FUNDACJA IMIENIA STANISLAWA KARLOWSKIEGO
Polish foundation bridging precision livestock science and participatory mixed farming research in EU consortia.
Their core work
The Karłowski Foundation (KST Juchow) is a Polish research foundation that contributes practical farming and livestock management perspectives to large EU research consortia. Their work spans on-farm application of genomic and precision livestock technologies in beef and dairy systems, as well as participatory engagement with farmers in mixed farming and agroforestry contexts. In both their H2020 projects, they serve as a bridge between scientific research teams and the realities of farm-level implementation — testing tools, gathering farmer feedback, and supporting knowledge transfer. Their location in rural Pomerania (Silnowo) likely provides access to working farm environments and Central/Eastern European agricultural contexts that complement western European research partners.
What they specialise in
MIXED (2020–2025) focuses on multi-actor development of efficient and resilient mixed farming and agroforestry, where the foundation contributes participatory action research and farmer engagement.
MIXED explicitly involves participatory action research, dialogue and dissemination, and assessing user acceptability of new farm management tools.
MIXED targets the co-development of decision-support tools and feeds results into policy development — a role that sits at the science-policy interface.
How they've shifted over time
Their first project (GenTORE, 2017) was technically oriented — genomic tools, multi-breed selection models, health proxies, and precision livestock technology applied to beef and dairy production. By 2020, MIXED shifted the emphasis sharply toward participatory methods, mixed farming system governance, and user-centred tool development — including explicit focus on policy development and user acceptability. This is a meaningful shift: from contributing to technical livestock science toward facilitating farmer engagement and knowledge co-creation in complex farm systems.
This organization appears to be moving from technical livestock data science toward transdisciplinary, farmer-centred research — making them an increasingly relevant partner for projects that need to demonstrate real-world uptake and policy relevance, not just scientific output.
How they like to work
The foundation has participated exclusively as a consortium partner across both projects — it has never coordinated an H2020 project. Despite this modest portfolio, it has engaged with 40 unique partners across 14 countries, which reflects involvement in large pan-European RIA consortia rather than small bilateral collaborations. This pattern suggests they fill a specific niche role — likely as a farm-level access point or practitioner voice — within networks led by universities and research institutes.

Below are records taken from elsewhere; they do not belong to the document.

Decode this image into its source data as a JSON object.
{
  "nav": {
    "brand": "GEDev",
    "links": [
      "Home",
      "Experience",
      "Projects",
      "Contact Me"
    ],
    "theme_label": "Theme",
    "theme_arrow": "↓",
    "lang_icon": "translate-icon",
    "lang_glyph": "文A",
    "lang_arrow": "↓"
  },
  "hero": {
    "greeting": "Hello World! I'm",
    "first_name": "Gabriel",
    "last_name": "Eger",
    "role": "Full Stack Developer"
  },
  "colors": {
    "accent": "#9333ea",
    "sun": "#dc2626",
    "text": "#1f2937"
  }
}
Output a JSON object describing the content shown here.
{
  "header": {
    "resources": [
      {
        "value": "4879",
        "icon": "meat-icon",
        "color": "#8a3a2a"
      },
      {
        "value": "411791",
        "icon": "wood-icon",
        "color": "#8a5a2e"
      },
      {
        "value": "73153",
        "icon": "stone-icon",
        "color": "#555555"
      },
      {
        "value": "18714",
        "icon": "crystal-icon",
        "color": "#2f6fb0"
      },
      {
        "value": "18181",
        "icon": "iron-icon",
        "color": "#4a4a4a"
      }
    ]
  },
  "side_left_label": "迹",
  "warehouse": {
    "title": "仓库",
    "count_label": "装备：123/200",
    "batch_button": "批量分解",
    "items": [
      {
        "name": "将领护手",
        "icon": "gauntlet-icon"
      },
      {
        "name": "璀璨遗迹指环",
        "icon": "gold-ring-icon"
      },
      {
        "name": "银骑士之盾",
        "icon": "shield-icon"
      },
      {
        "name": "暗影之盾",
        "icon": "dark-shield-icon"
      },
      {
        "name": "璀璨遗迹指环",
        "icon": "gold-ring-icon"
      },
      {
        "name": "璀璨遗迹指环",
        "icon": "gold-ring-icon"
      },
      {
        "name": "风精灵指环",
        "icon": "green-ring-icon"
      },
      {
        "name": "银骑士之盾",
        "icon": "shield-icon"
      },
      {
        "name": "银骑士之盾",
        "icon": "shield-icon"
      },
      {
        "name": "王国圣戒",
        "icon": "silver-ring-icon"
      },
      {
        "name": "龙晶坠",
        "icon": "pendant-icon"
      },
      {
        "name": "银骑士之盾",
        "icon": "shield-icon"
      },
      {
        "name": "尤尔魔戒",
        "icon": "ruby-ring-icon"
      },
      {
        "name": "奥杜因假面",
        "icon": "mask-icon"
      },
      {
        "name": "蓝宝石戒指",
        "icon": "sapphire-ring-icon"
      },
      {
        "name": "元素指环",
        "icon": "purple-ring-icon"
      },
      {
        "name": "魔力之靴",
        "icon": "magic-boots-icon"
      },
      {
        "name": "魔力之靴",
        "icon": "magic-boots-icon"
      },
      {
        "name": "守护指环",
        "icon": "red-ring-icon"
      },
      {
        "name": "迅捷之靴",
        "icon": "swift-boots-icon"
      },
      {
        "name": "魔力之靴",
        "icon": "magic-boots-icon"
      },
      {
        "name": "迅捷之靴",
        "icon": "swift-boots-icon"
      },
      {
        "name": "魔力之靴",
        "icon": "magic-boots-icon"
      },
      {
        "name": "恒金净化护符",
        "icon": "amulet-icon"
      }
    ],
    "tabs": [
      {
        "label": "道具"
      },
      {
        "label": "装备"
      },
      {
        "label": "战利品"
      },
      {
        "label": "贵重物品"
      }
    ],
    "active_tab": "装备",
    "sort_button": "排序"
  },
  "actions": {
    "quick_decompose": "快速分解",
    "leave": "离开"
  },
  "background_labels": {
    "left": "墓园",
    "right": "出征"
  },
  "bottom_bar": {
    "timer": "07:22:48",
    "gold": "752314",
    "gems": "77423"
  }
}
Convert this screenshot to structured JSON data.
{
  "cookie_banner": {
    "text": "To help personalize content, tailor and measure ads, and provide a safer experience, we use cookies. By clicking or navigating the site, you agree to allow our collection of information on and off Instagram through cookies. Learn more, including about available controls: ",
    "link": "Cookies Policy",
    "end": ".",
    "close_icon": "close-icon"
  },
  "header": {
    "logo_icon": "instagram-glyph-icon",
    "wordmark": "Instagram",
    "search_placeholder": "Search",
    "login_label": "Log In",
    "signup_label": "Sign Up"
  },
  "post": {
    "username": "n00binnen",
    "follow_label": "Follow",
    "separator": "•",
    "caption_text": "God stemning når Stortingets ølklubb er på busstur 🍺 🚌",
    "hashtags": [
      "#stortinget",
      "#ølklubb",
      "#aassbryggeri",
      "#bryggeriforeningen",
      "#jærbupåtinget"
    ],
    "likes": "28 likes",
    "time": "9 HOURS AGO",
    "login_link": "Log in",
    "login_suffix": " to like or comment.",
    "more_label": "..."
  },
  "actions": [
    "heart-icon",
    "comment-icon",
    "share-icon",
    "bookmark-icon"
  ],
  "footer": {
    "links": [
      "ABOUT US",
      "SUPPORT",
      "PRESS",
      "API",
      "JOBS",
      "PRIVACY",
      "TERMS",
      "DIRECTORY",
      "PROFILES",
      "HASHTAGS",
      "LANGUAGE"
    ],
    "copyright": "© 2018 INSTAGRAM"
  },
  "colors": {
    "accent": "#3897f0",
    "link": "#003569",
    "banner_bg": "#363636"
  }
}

With 40 unique consortium partners across 14 countries drawn from just 2 projects, this foundation participates in densely networked, large-consortium EU research. Their international reach is entirely a function of the large RIA consortia they joined, rather than bilateral relationships they have cultivated independently.
What sets them apart
As a foundation rather than a university or commercial entity, KST Juchow likely provides access to actual farm environments and farmer communities in rural Poland — a resource that is hard to replicate and genuinely valued in participatory agricultural research. Their dual grounding in technical livestock science (GenTORE) and socio-technical farming systems (MIXED) gives them broader relevance than single-discipline partners. For consortia building projects in Central or Eastern European agricultural contexts, they represent an entry point into a farming landscape that is often underrepresented in Western European-led research.
Highlights from their portfolio
- GenTOREA technically ambitious genomic management project covering multi-breed beef and dairy systems across Europe, demonstrating the foundation's early engagement with precision livestock science at scale.
- MIXEDTheir largest funded project (EUR 124K), notable for its explicit transdisciplinary design — combining participatory farmer research, agroforestry, decision-support tool development, and direct policy input in a single consortium.